What should you do if you find out that your employer is committing Medicaid fraud? As an employee, you have a difficult decision in front of you. Do you report it and risk retaliation? Or do you keep quiet to preserve your job? Michigan has a very specific law on the books to help you answer these questions.
What is the Michigan Medicaid False Claims Act?
The Michigan Medicaid False Claims Act is a law designed to identify, investigate and prosecute entities that engage in Medicaid fraud. Medicaid fraud costs the state, and by extension the taxpayers, a lot of money every year. However, Medicaid fraud is not always easy to spot – sometimes it requires someone on the inside of a company to know that something fraudulent is going on. This is where the employee comes in.
The Act allows qui tam actions
A qui tam action is where a government grants private citizens the right to sue on the government’s behalf. When it comes to Medicaid fraud, Michigan lets employees bring a lawsuit against their employer when they identify fraudulent activity.
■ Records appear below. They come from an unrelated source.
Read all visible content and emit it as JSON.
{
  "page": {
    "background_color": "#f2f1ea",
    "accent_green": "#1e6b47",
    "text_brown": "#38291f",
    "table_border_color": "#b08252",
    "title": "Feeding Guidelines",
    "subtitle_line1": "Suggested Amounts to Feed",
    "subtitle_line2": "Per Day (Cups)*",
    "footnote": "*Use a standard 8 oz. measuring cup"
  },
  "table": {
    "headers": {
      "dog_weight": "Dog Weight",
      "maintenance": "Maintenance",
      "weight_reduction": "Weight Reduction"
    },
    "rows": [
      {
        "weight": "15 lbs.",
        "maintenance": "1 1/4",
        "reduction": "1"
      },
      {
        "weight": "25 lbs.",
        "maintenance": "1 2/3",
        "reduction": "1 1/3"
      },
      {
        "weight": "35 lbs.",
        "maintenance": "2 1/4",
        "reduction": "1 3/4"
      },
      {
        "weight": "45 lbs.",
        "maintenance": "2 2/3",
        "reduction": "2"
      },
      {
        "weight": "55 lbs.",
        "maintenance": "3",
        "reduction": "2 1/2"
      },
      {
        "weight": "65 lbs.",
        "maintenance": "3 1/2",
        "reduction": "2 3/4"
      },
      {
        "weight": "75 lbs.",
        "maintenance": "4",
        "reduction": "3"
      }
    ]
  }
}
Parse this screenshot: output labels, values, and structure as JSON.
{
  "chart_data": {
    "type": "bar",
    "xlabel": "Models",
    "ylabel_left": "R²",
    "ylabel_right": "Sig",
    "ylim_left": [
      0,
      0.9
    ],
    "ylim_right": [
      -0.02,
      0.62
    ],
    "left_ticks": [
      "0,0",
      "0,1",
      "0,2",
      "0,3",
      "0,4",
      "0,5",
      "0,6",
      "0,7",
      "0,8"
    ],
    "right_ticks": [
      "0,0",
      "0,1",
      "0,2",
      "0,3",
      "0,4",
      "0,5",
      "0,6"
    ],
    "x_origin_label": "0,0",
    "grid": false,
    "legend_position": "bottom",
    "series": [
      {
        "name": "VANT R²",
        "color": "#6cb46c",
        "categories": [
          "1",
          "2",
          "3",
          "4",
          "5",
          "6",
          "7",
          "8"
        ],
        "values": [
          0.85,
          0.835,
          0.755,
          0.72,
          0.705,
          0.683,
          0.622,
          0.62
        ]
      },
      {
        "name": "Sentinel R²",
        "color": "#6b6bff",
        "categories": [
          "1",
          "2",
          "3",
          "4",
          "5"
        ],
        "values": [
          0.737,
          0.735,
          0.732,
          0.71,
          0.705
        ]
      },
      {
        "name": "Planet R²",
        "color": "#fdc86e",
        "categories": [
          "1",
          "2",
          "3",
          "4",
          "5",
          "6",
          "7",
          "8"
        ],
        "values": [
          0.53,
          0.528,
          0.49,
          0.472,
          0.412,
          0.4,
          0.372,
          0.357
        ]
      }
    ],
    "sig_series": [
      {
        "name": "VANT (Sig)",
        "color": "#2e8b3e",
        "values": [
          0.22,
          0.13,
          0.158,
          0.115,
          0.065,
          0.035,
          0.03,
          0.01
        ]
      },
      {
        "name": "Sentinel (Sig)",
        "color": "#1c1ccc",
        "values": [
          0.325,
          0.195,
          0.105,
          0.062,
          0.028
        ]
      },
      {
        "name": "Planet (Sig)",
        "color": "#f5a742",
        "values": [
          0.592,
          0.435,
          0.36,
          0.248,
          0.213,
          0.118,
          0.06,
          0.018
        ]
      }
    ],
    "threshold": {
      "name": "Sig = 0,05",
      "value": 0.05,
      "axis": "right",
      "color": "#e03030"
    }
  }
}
Michigan will then investigate the activity itself and may either join the employee in the lawsuit or allow them to pursue it on their own.
What’s the incentive for the employee?
Since fraud is hard to identify, Michigan wants to encourage employee whistleblowers. It does so with financial incentives. Whenever a qui tam action is successful, the employee is entitled to recoup all of their costs related to the lawsuit. But they are also entitled to receive 15% to 30% of any damages levied against the employer for their wrongdoing. Additionally, the Act provides protection for the employee against retaliation, making it illegal for the employer to fire, demote or otherwise take action against the employee for bringing the lawsuit in the first place.